Optimized Bayesian Framework for Inverse Heat Transfer Problems Using Reduced Order Methods

A stochastic inverse heat transfer problem is formulated to infer the transient heat flux, treated as an unknown Neumann boundary condition. Therefore, an Ensemble-based Simultaneous Input and State Filtering as a Data Assimilation technique is utilized for simultaneous temperature distribution prediction and heat flux estimation. This approach is incorporated with Radial Basis Functions not only to lessen the size of unknown inputs but also to mitigate the computational burden of this technique. The procedure applies to the specific case of a mold used in Continuous Casting machinery, and it is based on the sequential availability of temperature provided by thermocouples inside the mold.
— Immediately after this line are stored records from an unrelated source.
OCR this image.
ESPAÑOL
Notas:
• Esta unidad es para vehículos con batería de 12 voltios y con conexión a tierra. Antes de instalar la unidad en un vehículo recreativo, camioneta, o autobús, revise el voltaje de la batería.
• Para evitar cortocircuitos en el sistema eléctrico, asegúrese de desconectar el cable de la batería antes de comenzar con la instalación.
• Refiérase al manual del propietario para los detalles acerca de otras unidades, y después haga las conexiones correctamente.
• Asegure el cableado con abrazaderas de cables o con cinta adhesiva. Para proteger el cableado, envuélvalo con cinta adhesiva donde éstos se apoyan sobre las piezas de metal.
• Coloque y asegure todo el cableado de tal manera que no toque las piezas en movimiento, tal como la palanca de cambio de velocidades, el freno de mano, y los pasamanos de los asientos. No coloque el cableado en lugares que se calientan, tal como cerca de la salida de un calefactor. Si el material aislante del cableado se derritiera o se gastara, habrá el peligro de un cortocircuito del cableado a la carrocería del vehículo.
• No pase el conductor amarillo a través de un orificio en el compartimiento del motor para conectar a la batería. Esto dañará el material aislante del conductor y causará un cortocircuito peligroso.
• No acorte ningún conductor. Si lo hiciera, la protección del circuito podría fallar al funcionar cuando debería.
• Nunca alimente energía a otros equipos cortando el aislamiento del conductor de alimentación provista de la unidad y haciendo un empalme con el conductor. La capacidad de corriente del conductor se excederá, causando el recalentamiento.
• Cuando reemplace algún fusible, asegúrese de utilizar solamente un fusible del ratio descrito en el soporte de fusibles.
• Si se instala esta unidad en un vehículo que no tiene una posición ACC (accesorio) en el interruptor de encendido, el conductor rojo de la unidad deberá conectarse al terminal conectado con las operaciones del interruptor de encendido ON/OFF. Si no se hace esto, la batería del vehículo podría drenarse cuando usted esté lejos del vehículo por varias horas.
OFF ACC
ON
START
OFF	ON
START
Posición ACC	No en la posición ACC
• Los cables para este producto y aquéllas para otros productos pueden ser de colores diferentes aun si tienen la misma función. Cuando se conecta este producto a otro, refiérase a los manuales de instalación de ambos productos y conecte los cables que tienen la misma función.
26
Our research represents a significant contribution to achieving probabilistic boundary condition estimation in real-time handling with noisy measurements and errors in the model. We additionally demonstrate the procedure's dependence on some hyperparameters that are not documented in the existing literature. Accurate real-time prediction of the heat flux is imperative for the smooth operation of Continuous Casting machinery at the boundary region where the Continuous Casting mold and the molten steel meet which is not also physically measurable. Thus, this paves the way for efficient real-time monitoring and control, which is critical for preventing caster shutdowns.